MISO’s Steering Committee put its own operations under inspection during a Nov. 19 meeting, when it addressed stakeholder concerns that meeting materials are being posted too late.

Michelle Bloodworth, MISO’s executive director of external and stakeholder affairs, said meeting and agenda materials should be posted at least a week before the meeting under governance guidelines.

“We have not forgotten this and we’re taking a lot of strides internally,” Bloodworth said, adding that MISO is looking at different options on how to notify stakeholders when materials are posted.

MISO management will address the committee’s concerns on posting and discuss verbal updates versus updates accompanied by posted materials at an informational forum Dec. 15.

The Steering Committee went over a tentative schedule of monthly 2016 meetings. In light of the impending stakeholder redesign, the committee is embracing a “business as usual” policy through March until a more defined plan emerges from the stakeholder redesign committee. (See MISO Board Reduces Meeting Schedule; AC Likely to Follow.)

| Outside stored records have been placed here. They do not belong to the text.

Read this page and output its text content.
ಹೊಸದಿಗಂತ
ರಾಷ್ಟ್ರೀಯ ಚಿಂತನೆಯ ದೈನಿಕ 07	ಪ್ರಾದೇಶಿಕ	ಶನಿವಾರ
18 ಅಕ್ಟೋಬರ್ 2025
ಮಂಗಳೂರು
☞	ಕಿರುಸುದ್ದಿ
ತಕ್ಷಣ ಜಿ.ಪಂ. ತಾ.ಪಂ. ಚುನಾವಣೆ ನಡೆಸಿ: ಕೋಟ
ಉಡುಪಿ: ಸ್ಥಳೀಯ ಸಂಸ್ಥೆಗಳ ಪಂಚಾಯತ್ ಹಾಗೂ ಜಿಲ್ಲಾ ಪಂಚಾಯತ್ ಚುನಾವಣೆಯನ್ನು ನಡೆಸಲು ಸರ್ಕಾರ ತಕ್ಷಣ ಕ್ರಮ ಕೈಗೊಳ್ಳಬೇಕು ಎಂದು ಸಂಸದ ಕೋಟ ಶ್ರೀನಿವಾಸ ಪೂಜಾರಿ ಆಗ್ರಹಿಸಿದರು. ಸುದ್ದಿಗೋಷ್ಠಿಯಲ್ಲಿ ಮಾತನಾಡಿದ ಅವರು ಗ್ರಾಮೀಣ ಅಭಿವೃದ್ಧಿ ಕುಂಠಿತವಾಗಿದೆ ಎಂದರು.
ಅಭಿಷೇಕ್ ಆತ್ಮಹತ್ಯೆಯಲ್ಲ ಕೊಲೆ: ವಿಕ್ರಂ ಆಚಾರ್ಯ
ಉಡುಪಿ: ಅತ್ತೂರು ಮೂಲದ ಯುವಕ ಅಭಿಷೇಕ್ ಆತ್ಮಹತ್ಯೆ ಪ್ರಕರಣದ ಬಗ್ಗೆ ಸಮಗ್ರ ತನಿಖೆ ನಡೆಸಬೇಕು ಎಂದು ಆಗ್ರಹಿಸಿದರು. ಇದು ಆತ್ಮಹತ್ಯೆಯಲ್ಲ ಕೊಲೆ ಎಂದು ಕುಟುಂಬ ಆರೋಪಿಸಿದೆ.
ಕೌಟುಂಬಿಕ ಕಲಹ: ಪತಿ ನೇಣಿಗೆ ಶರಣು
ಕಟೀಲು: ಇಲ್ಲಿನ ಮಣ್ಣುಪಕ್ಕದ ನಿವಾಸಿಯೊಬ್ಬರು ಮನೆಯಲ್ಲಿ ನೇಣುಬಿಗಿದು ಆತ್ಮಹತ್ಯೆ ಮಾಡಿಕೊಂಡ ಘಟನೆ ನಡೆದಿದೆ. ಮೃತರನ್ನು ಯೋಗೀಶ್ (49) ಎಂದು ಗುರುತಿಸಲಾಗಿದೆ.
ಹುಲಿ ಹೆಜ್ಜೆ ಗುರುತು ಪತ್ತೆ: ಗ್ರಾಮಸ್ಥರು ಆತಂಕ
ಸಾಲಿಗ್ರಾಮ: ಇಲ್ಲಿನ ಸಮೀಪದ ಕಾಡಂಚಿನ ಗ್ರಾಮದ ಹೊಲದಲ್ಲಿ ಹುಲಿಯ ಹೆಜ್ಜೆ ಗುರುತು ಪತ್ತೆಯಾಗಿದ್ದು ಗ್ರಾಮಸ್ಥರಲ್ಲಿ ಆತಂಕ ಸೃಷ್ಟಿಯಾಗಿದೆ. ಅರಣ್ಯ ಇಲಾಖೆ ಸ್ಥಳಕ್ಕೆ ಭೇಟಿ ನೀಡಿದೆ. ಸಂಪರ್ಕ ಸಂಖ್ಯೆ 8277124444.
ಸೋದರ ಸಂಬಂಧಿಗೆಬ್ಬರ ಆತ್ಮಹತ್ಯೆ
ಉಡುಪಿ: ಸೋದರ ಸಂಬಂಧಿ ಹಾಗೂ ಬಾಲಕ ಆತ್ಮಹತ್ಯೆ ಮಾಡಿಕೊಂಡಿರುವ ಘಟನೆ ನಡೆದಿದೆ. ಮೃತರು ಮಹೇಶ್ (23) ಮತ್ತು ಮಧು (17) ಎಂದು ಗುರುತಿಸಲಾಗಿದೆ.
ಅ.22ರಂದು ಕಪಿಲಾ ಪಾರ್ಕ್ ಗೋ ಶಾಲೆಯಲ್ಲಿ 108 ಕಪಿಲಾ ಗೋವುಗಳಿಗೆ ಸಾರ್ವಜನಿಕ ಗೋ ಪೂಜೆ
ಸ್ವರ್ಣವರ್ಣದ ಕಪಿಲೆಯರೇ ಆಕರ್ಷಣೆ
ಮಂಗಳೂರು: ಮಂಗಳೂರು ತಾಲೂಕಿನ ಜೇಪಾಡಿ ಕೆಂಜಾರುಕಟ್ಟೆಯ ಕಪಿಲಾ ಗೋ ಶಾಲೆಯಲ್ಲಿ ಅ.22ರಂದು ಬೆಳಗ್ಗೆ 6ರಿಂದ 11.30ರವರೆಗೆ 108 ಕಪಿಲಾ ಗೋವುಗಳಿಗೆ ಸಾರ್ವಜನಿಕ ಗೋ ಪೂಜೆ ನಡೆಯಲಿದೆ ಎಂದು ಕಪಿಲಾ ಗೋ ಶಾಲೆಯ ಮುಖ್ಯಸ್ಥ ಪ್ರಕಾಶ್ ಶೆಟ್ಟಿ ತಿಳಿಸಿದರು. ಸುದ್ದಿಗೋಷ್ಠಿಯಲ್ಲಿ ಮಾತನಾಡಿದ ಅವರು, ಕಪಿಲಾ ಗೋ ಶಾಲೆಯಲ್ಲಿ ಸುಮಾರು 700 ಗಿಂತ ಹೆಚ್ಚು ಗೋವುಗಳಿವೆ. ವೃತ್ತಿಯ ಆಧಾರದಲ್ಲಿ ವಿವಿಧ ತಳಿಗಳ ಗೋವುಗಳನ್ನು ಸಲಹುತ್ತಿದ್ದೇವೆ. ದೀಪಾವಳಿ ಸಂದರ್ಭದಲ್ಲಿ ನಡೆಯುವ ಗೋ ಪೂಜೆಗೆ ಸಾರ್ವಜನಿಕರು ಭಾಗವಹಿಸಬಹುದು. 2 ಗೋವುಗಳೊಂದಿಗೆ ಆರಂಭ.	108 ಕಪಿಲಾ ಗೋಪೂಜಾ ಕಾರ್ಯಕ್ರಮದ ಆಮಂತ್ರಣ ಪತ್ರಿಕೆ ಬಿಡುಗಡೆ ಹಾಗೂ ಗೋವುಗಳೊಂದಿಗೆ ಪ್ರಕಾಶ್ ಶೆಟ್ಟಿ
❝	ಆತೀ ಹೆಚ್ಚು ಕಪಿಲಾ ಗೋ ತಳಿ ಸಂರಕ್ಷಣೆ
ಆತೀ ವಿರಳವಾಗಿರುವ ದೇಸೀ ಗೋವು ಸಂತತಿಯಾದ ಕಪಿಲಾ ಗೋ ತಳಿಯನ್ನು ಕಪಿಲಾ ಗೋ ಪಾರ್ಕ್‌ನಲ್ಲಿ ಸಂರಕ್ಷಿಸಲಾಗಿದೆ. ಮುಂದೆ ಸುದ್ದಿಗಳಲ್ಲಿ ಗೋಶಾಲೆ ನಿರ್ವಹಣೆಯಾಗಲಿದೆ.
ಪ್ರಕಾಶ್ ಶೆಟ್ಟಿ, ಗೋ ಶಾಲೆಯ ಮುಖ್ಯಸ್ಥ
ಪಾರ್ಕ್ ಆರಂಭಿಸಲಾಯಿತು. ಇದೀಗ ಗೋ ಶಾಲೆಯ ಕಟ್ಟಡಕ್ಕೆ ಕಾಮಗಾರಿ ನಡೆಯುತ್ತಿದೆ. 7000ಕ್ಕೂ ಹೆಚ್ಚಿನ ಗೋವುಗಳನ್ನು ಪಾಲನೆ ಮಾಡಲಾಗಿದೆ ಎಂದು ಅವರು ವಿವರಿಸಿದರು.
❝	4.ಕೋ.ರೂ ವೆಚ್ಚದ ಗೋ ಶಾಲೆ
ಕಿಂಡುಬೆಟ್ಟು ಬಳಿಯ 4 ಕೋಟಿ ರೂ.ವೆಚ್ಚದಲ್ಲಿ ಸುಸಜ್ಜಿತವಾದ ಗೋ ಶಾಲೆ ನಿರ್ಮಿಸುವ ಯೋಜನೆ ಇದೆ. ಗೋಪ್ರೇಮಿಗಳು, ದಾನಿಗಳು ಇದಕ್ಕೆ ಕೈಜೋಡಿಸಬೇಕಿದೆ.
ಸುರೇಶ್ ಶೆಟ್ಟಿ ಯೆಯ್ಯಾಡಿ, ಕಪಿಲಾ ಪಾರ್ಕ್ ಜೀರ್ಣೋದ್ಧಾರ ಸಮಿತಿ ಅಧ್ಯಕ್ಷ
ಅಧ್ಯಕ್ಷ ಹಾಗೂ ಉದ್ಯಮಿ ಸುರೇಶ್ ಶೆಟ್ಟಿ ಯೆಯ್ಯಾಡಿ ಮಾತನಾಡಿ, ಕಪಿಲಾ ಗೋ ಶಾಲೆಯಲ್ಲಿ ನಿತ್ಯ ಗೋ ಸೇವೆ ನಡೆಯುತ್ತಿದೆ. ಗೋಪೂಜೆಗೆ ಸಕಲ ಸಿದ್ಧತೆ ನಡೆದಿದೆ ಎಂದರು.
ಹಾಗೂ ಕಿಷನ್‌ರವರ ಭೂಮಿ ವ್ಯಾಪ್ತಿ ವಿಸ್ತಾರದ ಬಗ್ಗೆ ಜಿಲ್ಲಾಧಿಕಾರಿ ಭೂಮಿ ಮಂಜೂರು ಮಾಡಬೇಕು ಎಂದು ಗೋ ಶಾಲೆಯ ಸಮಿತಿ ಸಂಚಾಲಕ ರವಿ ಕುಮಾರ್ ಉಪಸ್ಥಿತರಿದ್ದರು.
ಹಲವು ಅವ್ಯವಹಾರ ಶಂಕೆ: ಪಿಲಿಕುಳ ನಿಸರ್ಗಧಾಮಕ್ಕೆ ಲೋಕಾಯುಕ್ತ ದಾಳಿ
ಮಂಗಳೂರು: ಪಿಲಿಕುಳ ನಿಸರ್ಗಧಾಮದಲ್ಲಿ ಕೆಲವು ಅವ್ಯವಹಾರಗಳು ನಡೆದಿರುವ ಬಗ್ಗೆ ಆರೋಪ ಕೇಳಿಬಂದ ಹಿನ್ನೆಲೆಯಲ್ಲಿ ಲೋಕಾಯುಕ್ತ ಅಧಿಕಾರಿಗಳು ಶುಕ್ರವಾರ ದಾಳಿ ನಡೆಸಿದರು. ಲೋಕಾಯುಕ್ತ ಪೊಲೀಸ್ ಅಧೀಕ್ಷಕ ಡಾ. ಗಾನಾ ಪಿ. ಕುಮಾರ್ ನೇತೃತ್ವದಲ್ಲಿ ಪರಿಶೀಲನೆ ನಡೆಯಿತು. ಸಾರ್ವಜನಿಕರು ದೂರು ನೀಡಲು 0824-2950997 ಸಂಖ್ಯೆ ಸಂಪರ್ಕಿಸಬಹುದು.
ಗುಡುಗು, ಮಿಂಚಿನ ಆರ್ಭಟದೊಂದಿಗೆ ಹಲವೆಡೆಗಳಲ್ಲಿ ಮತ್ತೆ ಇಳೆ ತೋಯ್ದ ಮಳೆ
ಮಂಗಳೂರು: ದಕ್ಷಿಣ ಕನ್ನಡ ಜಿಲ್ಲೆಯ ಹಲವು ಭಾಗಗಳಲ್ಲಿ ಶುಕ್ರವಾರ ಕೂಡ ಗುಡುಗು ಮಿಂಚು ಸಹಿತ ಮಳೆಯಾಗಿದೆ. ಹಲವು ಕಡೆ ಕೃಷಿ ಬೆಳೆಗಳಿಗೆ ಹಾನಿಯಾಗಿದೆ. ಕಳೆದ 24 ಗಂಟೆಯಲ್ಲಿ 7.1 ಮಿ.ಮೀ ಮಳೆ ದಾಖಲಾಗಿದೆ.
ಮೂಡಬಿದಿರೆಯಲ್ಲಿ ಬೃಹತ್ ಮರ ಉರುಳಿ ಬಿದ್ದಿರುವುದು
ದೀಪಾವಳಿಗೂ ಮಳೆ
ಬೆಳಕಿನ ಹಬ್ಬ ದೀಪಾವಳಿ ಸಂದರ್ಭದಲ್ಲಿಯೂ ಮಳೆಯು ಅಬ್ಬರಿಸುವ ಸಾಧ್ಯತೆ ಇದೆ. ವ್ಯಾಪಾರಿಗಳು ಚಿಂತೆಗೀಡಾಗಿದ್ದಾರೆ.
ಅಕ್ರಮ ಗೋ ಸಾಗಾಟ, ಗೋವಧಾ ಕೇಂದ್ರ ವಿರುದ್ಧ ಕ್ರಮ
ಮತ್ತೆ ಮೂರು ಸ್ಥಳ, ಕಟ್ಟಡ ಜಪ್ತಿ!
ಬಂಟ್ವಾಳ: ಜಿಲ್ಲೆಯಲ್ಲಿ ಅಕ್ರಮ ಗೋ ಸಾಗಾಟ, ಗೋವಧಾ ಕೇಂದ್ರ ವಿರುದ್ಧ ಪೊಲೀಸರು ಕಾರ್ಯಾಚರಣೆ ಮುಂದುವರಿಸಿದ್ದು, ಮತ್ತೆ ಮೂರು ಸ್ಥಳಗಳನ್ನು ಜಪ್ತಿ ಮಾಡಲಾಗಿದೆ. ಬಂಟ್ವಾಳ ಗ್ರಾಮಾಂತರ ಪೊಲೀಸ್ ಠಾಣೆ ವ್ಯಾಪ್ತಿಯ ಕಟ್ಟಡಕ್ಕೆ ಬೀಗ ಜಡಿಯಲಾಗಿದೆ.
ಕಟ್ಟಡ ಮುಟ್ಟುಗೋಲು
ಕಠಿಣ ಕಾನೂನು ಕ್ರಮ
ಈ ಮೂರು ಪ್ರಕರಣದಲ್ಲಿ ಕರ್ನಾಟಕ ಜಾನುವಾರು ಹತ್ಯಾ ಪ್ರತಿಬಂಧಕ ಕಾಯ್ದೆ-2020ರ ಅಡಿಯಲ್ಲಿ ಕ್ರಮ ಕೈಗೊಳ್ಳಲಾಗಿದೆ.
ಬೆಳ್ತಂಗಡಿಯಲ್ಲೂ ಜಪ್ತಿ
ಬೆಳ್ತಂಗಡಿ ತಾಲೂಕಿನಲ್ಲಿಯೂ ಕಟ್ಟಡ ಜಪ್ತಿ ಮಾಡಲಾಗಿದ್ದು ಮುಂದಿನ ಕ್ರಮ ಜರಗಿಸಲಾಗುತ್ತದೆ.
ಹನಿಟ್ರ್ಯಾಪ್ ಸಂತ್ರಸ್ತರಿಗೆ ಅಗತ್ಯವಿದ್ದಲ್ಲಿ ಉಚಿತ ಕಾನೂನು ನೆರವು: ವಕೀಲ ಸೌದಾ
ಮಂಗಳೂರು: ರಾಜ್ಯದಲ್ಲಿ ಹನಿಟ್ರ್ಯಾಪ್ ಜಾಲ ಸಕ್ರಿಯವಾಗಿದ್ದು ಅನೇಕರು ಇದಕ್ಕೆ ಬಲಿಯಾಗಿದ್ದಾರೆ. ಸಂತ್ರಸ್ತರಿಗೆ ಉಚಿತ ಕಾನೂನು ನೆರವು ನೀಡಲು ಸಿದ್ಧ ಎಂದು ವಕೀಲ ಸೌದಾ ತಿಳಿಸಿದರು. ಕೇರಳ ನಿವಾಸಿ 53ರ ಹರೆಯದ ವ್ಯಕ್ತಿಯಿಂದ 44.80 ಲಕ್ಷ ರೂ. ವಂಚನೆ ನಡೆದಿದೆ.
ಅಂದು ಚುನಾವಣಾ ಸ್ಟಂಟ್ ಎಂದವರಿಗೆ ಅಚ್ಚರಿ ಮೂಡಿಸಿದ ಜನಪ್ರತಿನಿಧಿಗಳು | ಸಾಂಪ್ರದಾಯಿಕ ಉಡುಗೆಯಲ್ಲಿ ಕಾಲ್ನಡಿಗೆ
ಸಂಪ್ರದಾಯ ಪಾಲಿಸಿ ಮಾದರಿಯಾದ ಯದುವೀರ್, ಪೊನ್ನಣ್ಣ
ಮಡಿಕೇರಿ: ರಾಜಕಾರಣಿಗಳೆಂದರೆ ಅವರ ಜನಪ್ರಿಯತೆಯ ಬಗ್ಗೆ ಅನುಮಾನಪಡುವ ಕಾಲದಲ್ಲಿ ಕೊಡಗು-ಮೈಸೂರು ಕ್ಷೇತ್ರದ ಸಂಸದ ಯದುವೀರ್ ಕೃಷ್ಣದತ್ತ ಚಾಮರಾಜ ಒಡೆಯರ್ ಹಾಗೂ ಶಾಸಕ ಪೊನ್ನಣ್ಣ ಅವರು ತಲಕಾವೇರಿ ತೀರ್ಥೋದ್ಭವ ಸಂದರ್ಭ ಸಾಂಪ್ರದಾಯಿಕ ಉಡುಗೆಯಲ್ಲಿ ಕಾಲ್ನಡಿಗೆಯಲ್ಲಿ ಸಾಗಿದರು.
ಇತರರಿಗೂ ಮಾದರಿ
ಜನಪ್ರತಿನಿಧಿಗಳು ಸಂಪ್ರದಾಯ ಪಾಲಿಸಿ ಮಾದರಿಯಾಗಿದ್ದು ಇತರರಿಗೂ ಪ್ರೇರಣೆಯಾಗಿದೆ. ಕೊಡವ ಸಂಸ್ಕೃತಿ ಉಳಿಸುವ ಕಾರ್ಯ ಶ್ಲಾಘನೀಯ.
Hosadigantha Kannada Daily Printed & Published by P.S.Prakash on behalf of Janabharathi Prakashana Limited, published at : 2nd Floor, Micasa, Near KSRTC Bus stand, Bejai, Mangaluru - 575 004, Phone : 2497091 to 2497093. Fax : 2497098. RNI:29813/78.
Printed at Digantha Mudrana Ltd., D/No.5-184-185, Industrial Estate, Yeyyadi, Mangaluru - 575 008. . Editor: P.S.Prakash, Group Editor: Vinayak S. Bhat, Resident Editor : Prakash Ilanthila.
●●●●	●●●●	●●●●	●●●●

Also during the meeting, the closed Operations Working Group and the closed Operations Planning Working Group were merged by vote into the temporarily named Confidential Reliability Working Group. The Steering Committee also gave the go-ahead on a draft charter and management plan for the newly merged entity. The group’s purpose is to “provide a forum to promote the reliability of the Bulk Electric System and to develop, review and recommend operational planning practices,” according to the draft management plan.

Kent Feliks, chair of the Market Subcommittee, asked the Steering Committee for ideas on how the subcommittee should address projects that are withdrawn from MISO’s market roadmaps. Currently, there’s no procedure in place for projects that drop out of the 2017-2019 Market Roadmap. Feliks said a possible procedure and improvements to MISO Market Roadmap process will be discussed at the Dec. 1 Market Subcommittee meeting.

MISO Tops Wind Record, Reports Low October Energy Prices

misoTodd Ramey, vice president of system operations and market services, told an informational forum last week that the RTO set a new wind generation record Oct. 28, with instantaneous output of 12.4 GW, breaking the previous record of 11.9 GW, set Jan. 8. Wind produced 4.1 TWh for the month, up from 2.9 TWh in September and 3.6 TWh in October 2014.

Meanwhile, at a MISO informational forum held Nov. 18, the RTO reported relatively low wholesale energy prices for the month of October, owing to inexpensive fuel prices, strong wind farm output and slightly higher temperatures above historic October averages.

According to a MISO presentation, load peaked at 84.6 GW on Oct. 8, significantly less than September’s peak of 113.9 GW. Average load for the month was 68.6 GW, down 2.4% from October 2014.

LMPs averaged $25.34/MWh in October, down from $26.80/MWh in September and $32.44/MWh in October 2014.

MISO Launches ‘Jargon-Free’ Blog

misoMISO last week introduced a blog, MISO Matters, an effort to increase understanding of RTO operations by simplifying technical topics. The first entry features breakdowns of peak load, automatic reserve sharing and the MISO Transmission Expansion Plan.

“We will feature what MISO is doing around big topics, like [the Clean Power Plan] and transmission planning, but also try and explain some of the day-to-day business operations,” MISO spokesman Andy Schonert said. “Most of all, the goal of the blog is to tell MISO’s story free of jargon and acronyms, and explain what MISO does on a daily basis.”